Le comte Dracula; se méfier des imitations

Dracula, star du cinéma

C'est en 1922 qu'est sortie sur les écrans la première production cinématographique adaptée du roman de Stoker : Nosferatu le vampire, de Murnau. Il s'agit d'une version non créditée de Dracula, un film-culte, remarquable notamment pour l'impression d'angoisse qu'il suscite. Ensuite, en 1931, c'est l'acteur Bela Lugosi qui interprète le rôle du comte. Bien d'autres Dracula suivront, dont celui incarné par le célèbre acteur Christopher Lee.

Plus de 140 films de plus ou moins bon goût (mais toujours celui un peu âcre et métallique du sang) ont été consacrés à Dracula et à ses cousins germains.

Le personnage de Dracula, l'étalon en quelque sorte de tous les vampires, Nosferatu et autres non-morts qui l'ont suivi, est né dans le roman de Bram Stoker, Dracula, un best-seller immédiat publié en 1897. Dans ce roman, l'action se déroule en Transylvanie, une province de la Roumanie. Un voyageur demande asile dans un château sombre, lugubre. Le maître des lieux est un personnage inquiétant, tout d'obscurité et de mystère. Voici le comte Dracula et, avec lui, son effroyable secret...

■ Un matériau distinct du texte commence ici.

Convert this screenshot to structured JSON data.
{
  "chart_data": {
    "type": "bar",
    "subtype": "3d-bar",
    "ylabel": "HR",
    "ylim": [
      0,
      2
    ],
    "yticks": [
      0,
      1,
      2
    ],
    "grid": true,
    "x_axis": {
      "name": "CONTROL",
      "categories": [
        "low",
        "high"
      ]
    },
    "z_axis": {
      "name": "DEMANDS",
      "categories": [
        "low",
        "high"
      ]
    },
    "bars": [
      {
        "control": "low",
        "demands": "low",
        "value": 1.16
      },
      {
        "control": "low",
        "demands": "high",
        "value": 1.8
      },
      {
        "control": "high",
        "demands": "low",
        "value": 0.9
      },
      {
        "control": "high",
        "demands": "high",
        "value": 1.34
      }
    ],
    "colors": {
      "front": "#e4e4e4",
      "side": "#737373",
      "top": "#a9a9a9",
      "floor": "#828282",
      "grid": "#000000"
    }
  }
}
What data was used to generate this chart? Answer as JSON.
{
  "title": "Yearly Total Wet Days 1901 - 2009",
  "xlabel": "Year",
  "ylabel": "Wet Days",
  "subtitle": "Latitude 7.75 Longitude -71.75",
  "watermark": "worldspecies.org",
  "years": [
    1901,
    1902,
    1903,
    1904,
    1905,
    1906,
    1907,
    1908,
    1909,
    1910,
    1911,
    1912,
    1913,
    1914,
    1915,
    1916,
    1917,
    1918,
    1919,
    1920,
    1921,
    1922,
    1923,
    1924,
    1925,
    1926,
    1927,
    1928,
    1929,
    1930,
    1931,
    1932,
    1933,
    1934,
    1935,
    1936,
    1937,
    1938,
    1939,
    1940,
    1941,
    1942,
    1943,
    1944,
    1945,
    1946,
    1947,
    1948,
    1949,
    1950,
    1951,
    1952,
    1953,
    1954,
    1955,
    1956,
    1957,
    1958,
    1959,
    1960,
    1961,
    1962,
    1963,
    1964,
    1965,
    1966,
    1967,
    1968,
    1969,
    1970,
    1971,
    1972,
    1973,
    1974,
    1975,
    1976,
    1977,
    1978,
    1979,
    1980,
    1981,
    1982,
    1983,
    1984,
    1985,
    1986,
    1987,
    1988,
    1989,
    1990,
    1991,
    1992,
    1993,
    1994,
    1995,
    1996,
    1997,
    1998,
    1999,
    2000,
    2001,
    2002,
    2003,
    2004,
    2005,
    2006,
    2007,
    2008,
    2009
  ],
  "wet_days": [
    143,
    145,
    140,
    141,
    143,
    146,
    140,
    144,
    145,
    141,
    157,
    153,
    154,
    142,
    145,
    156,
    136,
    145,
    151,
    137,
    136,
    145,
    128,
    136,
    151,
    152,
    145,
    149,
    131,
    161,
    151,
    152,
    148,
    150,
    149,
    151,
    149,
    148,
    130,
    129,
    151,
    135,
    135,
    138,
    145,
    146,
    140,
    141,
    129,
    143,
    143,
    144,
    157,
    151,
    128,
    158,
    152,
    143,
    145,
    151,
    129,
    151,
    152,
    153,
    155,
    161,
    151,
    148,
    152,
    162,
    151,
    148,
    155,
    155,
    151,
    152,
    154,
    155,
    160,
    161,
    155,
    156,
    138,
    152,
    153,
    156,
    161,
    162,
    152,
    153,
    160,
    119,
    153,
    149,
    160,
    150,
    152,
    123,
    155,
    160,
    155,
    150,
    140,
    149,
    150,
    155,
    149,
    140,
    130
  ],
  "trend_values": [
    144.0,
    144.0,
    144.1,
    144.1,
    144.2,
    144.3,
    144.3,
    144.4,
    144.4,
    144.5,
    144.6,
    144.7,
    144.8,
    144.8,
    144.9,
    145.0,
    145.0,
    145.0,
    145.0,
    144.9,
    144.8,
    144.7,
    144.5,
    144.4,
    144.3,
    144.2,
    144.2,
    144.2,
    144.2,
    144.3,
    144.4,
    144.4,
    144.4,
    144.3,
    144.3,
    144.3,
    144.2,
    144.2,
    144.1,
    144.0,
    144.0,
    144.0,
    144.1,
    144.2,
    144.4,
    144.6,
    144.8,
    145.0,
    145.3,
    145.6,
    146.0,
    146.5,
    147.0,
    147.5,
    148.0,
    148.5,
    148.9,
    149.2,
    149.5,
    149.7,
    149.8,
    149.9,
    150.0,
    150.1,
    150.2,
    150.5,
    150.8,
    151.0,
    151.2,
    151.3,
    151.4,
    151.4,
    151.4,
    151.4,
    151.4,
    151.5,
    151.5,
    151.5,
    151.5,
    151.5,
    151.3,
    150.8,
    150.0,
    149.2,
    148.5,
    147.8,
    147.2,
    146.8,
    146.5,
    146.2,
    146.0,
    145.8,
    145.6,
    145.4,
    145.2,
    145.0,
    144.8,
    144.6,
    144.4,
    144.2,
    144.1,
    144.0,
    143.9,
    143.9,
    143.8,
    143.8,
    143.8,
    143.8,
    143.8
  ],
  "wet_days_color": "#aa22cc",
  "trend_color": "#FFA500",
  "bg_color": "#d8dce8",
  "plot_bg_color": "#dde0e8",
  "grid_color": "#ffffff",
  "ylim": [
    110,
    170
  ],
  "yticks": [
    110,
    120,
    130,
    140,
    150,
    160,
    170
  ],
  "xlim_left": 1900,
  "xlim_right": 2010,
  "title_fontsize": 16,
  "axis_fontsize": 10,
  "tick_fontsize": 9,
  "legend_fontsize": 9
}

Dracula est un vampire, un non-mort. Plus précisément, le comte Dracula est mort depuis des lunes, mais un privilège sans égal lui a permis de ne pas s'anéantir totalement, d'exister sous une forme non humaine. Il sommeille le jour, ressemblant à s'y méprendre à un cadavre mais, dès que le soleil se couche, il écarte ses bras, se lève et cherche dans la nuit des proies, préférablement humaines, dont il pourra boire le sang. Tel est le lourd secret du vampire : sans un apport régulier de sang d'autrui, son corps redeviendra poussière. Le vampire infeste donc les vivants en absorbant leur sang pour perpétuer sa longévité; chaque victime de Dracula devient à son tour vampire.

Bram Stoker
(1847-1912)

L'auteur de Dracula est un écrivain et homme de théâtre irlandais, né à Clontarf (Dublin), mort à Londres. Fait intéressant : le jeune Stoker passa ses huit premières années entre la vie et la mort, miné par de multiples maladies et écoutant, pour passer le temps, les nombreuses légendes celtes que lui racontait sa mère. Il sera plus tard chroniqueur de théâtre. En 1882, il publie son premier recueil de nouvelles fantastiques, Au-delà du crépuscule, des contes pour enfants qu'il dédie à son fils Noël. Puis, ce sera le roman Dracula, dont le personnage deviendra pour tout le monde l'archétype du vampire.


 

 

 

La symbolique du vampire :

Dracula est dangereux, mais il attire autant qu'il repousse. S'il sent le souffre et les effluves de l'enfer à plein nez, un vent malsain fait d'érotisme sombre le précède et le suit dans la chambre des victimes qu'il honore de sa mortelle visite. Le vampire est un paria, mais un paria d'exception, un marginal que l'on voit marcher seul dans la nuit. Il représente l'image même de la subversion, et c'est en ce sens qu'il semble dangereux pour la société dominante car il incarne son contraire et bafoue ses lois les plus élémentaires pour n'appliquer que les siennes propres. Il est la folie face à la raison, la liberté face à l'aliénation, le plaisir face à la rigidité des mœurs, le paganisme face au catholicisme. Il est aussi le côté noir qui réside en chacun de nous et qui sort, subrepticement, aux petites heures de la nuit, pendant notre sommeil.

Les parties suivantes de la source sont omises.